Department of Orthopaedics, Second Affiliated Hospital, Xi'an Jiaotong University School of Medicine, Xi'an, Shaanxi, 710004, People's Republic of China.
BMC Musculoskelet Disord. 2012 Aug 9;13:142. doi: 10.1186/1471-2474-13-142.
To investigate the efficacy of the sole core decompression surgery for the treatment of steroid-induced femoral head osteonecrosis.
The model was established by administration of steroids in combination with horse serum. The rabbits with bilateral femoral head osteonecrosis were randomly selected to do the one side of core decompression. The other side was used as the sham. Quantitative RT-PCR and western blot techniques were used to measure the local expression of BMP-2 and PPAR-γ. Bone tissues from control and operation groups were histologically analyzed by H&E staining. The comparisons of the local expression of BMP-2 and PPAR-γ and the bone regeneration were further analyzed between different groups at each time point.

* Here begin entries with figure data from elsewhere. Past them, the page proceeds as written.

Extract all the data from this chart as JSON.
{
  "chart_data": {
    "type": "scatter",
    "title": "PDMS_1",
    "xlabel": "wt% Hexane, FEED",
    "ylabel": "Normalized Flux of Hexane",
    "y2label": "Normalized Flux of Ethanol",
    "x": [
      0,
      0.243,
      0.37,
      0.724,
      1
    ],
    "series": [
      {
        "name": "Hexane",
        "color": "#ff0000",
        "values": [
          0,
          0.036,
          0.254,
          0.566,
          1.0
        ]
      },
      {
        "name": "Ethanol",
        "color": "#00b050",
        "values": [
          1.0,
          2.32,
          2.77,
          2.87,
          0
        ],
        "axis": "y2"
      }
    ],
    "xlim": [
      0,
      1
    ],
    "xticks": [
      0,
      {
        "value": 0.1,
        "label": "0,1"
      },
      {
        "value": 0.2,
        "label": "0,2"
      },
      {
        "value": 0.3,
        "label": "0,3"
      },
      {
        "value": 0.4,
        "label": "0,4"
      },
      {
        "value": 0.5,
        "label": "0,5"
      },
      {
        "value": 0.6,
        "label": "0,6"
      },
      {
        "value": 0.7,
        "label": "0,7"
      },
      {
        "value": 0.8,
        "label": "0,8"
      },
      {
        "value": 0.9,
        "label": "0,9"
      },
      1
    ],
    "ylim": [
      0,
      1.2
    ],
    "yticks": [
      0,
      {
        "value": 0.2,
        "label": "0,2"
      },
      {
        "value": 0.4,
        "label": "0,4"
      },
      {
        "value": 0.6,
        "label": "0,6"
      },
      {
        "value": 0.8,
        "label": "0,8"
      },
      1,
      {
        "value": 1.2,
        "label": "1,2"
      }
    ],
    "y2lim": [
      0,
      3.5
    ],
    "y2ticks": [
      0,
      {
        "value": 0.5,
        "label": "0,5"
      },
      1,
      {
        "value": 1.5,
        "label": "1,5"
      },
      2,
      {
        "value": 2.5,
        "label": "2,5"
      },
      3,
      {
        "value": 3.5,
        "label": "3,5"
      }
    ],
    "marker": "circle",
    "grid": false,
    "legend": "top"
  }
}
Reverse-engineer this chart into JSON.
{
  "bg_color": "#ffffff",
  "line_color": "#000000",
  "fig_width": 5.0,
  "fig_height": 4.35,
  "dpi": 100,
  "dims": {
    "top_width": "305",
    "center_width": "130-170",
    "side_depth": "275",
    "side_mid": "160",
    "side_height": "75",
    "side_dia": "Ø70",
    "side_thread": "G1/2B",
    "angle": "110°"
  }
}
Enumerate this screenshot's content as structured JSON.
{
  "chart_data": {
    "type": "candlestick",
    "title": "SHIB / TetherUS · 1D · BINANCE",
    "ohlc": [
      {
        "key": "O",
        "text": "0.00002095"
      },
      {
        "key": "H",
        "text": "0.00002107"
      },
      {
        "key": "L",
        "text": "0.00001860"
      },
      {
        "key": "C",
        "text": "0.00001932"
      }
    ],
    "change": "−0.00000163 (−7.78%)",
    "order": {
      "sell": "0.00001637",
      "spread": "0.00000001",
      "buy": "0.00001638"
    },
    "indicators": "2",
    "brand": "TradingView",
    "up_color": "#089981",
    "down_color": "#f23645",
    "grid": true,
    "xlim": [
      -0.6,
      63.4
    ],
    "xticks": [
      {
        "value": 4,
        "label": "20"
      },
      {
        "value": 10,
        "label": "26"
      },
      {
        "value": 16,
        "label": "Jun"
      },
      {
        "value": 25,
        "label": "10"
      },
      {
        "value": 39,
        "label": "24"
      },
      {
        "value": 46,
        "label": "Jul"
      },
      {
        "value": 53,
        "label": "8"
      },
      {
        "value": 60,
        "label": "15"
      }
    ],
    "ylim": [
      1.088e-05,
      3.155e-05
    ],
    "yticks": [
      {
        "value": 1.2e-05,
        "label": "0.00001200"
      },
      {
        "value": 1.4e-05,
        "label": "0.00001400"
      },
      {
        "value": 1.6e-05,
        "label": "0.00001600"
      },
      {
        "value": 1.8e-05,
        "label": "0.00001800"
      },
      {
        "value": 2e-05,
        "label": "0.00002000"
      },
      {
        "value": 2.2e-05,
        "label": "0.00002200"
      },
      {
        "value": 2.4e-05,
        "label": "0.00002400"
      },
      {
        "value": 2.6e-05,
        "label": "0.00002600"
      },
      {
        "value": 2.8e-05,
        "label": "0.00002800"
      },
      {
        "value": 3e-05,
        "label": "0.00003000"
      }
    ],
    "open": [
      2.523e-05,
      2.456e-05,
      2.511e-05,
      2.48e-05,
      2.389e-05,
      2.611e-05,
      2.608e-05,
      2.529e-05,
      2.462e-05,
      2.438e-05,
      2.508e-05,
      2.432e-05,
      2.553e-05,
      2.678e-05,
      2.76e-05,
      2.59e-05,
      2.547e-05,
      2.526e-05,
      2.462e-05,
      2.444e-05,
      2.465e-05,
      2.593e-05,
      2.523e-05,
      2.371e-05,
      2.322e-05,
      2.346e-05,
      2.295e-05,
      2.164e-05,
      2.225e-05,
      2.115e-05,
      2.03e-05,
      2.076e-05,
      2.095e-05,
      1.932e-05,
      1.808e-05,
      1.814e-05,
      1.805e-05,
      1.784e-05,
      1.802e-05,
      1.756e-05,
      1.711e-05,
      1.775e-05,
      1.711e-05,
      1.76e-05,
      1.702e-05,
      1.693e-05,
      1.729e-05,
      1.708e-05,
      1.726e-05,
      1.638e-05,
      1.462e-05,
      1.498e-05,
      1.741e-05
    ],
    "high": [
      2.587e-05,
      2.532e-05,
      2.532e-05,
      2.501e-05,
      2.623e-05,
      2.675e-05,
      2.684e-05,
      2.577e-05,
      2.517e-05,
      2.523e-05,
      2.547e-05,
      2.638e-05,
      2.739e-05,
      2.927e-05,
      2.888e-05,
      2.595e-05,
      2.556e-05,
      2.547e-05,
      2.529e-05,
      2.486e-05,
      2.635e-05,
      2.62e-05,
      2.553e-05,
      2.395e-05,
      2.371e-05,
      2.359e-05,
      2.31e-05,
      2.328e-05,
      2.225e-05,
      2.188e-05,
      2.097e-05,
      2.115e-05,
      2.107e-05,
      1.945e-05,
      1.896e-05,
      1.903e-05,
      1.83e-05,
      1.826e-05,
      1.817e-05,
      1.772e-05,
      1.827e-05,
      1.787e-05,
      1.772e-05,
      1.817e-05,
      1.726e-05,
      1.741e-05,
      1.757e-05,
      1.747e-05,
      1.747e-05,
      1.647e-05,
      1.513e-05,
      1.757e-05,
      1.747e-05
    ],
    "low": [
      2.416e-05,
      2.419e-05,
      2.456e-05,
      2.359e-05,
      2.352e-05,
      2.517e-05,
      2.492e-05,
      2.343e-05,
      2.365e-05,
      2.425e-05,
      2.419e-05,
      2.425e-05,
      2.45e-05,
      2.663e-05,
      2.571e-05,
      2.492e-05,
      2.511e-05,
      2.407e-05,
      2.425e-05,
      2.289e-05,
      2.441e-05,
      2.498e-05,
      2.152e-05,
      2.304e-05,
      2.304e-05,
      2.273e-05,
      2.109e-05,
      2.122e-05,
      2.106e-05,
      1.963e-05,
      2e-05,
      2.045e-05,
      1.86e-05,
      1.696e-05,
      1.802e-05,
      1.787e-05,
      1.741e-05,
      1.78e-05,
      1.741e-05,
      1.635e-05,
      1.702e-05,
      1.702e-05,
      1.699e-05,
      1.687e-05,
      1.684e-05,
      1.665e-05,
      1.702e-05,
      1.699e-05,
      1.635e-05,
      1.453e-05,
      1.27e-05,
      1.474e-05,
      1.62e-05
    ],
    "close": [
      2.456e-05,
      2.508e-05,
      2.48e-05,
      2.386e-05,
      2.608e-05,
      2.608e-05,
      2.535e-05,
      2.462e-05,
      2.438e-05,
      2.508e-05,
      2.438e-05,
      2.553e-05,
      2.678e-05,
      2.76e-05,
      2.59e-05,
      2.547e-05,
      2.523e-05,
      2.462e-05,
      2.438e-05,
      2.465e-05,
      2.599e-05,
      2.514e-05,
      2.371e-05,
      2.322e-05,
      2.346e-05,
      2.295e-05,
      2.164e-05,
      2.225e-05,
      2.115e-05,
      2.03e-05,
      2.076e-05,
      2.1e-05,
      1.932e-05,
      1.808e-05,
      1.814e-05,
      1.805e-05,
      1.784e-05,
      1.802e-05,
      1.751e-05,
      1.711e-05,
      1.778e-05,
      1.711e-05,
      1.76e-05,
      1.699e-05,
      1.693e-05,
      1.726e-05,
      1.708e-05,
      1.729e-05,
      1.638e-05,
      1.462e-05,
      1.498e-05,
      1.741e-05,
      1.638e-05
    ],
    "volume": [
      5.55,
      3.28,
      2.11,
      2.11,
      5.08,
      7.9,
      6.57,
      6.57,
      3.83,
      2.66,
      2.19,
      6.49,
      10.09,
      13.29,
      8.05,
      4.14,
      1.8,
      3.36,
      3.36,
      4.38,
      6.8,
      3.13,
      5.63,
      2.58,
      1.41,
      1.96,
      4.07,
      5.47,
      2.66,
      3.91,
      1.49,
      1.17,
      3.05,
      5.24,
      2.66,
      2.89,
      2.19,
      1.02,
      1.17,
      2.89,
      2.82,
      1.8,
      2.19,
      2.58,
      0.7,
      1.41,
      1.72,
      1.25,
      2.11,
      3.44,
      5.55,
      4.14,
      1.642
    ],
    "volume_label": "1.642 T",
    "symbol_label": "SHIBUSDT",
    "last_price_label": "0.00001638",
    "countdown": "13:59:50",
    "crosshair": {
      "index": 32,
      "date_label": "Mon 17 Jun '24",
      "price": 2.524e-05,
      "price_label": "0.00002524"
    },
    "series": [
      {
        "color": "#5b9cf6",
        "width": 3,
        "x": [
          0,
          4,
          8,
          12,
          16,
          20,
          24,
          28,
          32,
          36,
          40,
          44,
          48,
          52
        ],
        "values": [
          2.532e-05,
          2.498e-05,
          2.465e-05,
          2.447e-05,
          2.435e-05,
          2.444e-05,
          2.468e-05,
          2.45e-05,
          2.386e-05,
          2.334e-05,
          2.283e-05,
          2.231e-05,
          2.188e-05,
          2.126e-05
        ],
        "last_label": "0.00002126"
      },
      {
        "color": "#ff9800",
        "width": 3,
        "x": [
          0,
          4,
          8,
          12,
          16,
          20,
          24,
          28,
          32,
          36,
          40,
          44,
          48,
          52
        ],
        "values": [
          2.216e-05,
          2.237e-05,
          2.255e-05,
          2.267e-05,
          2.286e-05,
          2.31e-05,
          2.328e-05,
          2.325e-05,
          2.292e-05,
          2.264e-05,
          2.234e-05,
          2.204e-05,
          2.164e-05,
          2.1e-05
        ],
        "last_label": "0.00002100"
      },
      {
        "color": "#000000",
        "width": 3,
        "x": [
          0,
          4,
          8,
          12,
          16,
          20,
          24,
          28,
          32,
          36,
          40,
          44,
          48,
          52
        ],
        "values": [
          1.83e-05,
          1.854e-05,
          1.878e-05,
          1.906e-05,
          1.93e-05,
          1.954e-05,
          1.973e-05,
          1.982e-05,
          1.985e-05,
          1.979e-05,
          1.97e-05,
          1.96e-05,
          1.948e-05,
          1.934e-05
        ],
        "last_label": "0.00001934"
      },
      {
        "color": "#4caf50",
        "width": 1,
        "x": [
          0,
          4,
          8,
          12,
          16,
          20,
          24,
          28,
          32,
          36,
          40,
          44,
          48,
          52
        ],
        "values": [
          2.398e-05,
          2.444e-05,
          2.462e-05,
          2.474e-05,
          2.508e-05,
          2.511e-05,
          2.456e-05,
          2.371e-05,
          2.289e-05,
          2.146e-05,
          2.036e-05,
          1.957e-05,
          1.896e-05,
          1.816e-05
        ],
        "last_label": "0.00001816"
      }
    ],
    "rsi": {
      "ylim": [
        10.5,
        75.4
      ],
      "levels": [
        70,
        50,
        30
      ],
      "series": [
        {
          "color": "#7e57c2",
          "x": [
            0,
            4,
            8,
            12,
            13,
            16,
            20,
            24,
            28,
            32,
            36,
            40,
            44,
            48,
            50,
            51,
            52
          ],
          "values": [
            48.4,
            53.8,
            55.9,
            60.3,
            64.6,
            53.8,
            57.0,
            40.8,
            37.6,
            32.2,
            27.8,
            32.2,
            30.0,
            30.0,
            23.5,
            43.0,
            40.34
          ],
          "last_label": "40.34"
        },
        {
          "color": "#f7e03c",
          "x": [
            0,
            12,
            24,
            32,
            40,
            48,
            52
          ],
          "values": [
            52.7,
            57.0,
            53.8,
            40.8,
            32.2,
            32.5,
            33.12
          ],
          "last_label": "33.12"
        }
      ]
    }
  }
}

The expression of BMP-2 in the osteonecrosis femoral head with or without decompression was significantly lower than that in normal animals. BMP-2 expression both showed the decreasing trend with the increased post-operation time. No significant difference of BMP-2 expression occurred between femoral head osteonecrosis with and without decompression. The PPAR-γ expression in the femoral head osteonecrosis with and without core decompression both was significantly higher than that in control. Its expression pattern showed a significantly increased trend with increased the post-operation time. However, there was no significant difference of PPAR-γ expression between the femoral head osteonecrosis with and without decompression at each time point. Histopathological analysis revealed that new trabecular bone and a large number of osteoblasts were observed in the steroid-induced femoral head osteonecrosis with lateral decompression at 8 weeks after surgery, but there still existed trabecular bone fractures and bone necrosis.
Although decompression takes partial effect in promoting bone regeneration in the early treatment of femoral head osteonecrosis, such an effect does not significantly improve or reverse the pathological changes of femoral head necrosis. Thus, the long-term effect of core decompression in the treatment of steroid-induced femoral head osteonecrosis is not satisfactory.
探讨单纯核心减压术治疗激素诱导性股骨头坏死的疗效。
采用激素联合马血清建立模型,随机选择双侧股骨头坏死兔进行一侧核心减压,另一侧作为假手术。采用定量 RT-PCR 和 Western blot 技术测量局部 BMP-2 和 PPAR-γ 的表达。通过 H&E 染色对对照组和手术组的骨组织进行组织学分析。进一步分析不同时间点各组之间局部 BMP-2 和 PPAR-γ 表达和骨再生的差异。
无论是否减压,坏死股骨头中的 BMP-2 表达均明显低于正常动物。BMP-2 表达随术后时间的延长呈下降趋势。股骨头坏死伴或不伴减压的 BMP-2 表达无明显差异。无论是否进行核心减压,股骨头坏死中 PPAR-γ 的表达均明显高于对照组。其表达模式随术后时间的增加呈显著增加趋势。然而,在每个时间点,股骨头坏死伴或不伴减压的 PPAR-γ 表达均无显著差异。组织病理学分析显示,术后 8 周,激素诱导性股骨头坏死侧减压后可见新的小梁骨和大量成骨细胞,但仍存在小梁骨骨折和骨坏死。
尽管减压术在早期治疗股骨头坏死中对促进骨再生有一定作用,但这种作用并不能显著改善或逆转股骨头坏死的病理变化。因此,核心减压术治疗激素诱导性股骨头坏死的长期效果并不理想。